M&V: What prompted your return to TV on the Fine Living Network? How does your new show fit into your long-term strategy at retail?
Mr. Lowell: I wasn't sure I wanted to go back on television after the first program, pulling 24-hour days. I thought I was going to take a break, so I went to Discovery, and we parted very amicably.
But as our television series become a shorter investment of time for me, I realized it was time to get back out with my original message. Personal creativity is built into all of us; it's inherent. It's buried, but it's there. You may not have three-dimensional talent, but you do have enormous creativity, especially as we move to a much more entrepreneurial and spiritual society.

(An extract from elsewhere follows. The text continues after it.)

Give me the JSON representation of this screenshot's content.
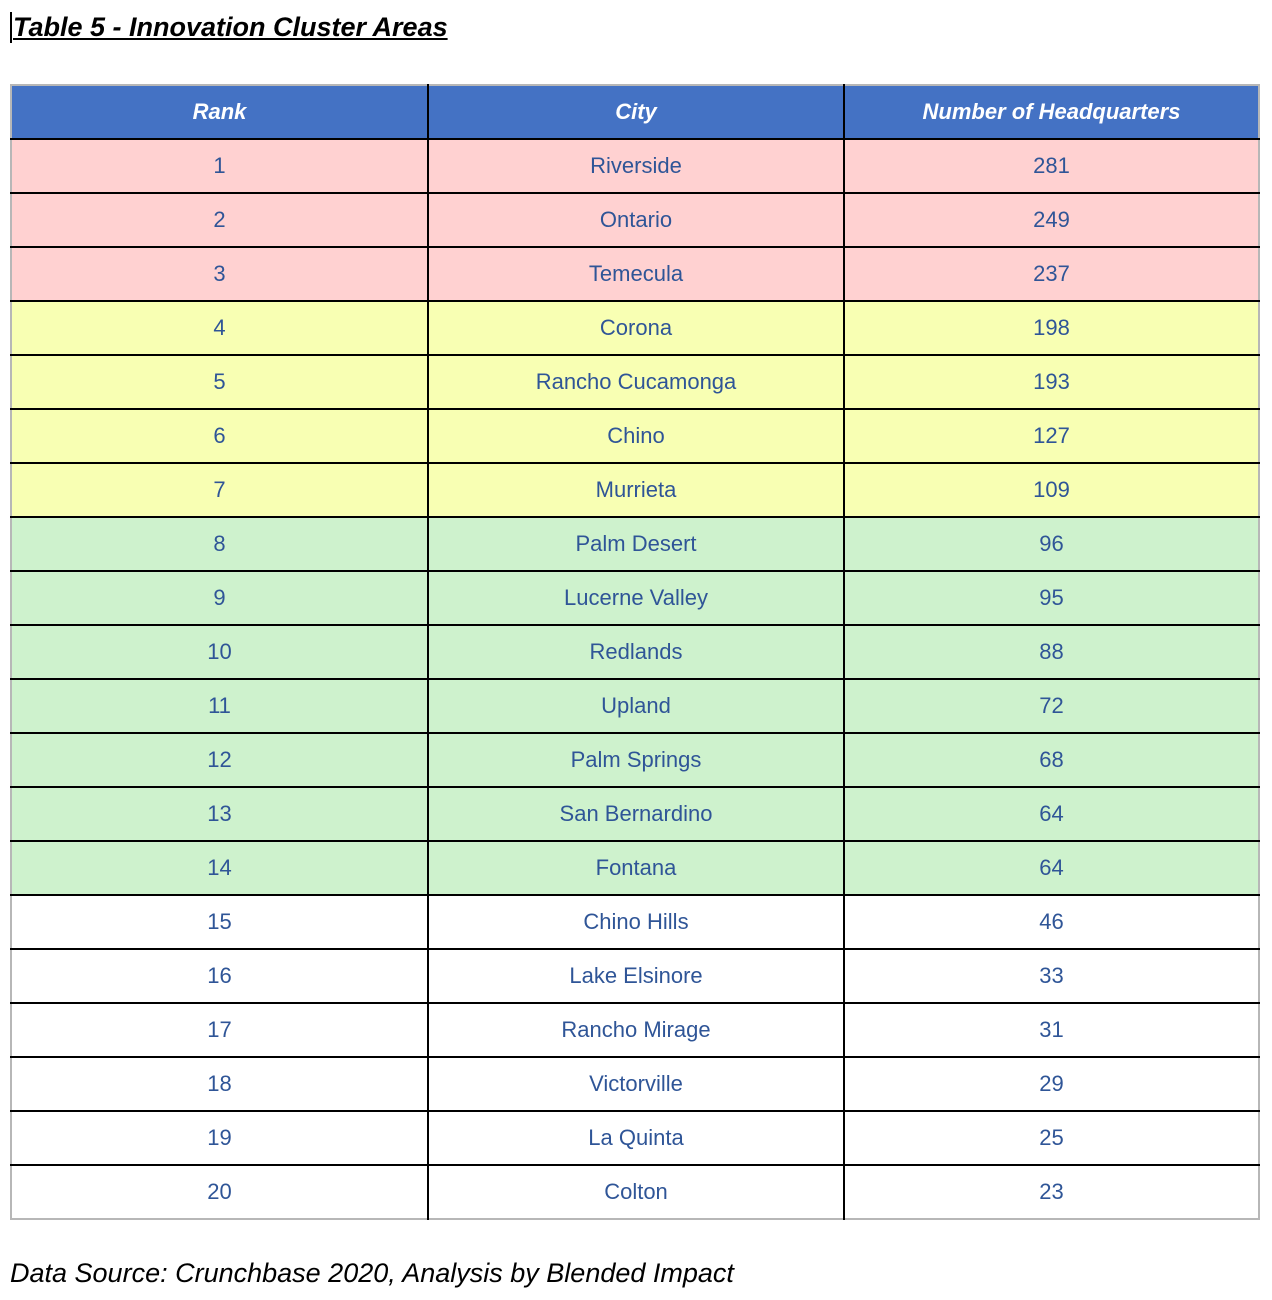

As far as retail goes, we just want to continue to grow, want to let retailers know that we're really there to help them bridge the gap with their consumers. We're saying: Get rid of all this crap. Lower the SKUs and you lower the anxiety. If you coordinate it, you're going to have a better chance of sale at the retail counter. We've done a lot of talking with national retail associations helping them understand who the new retail generation is.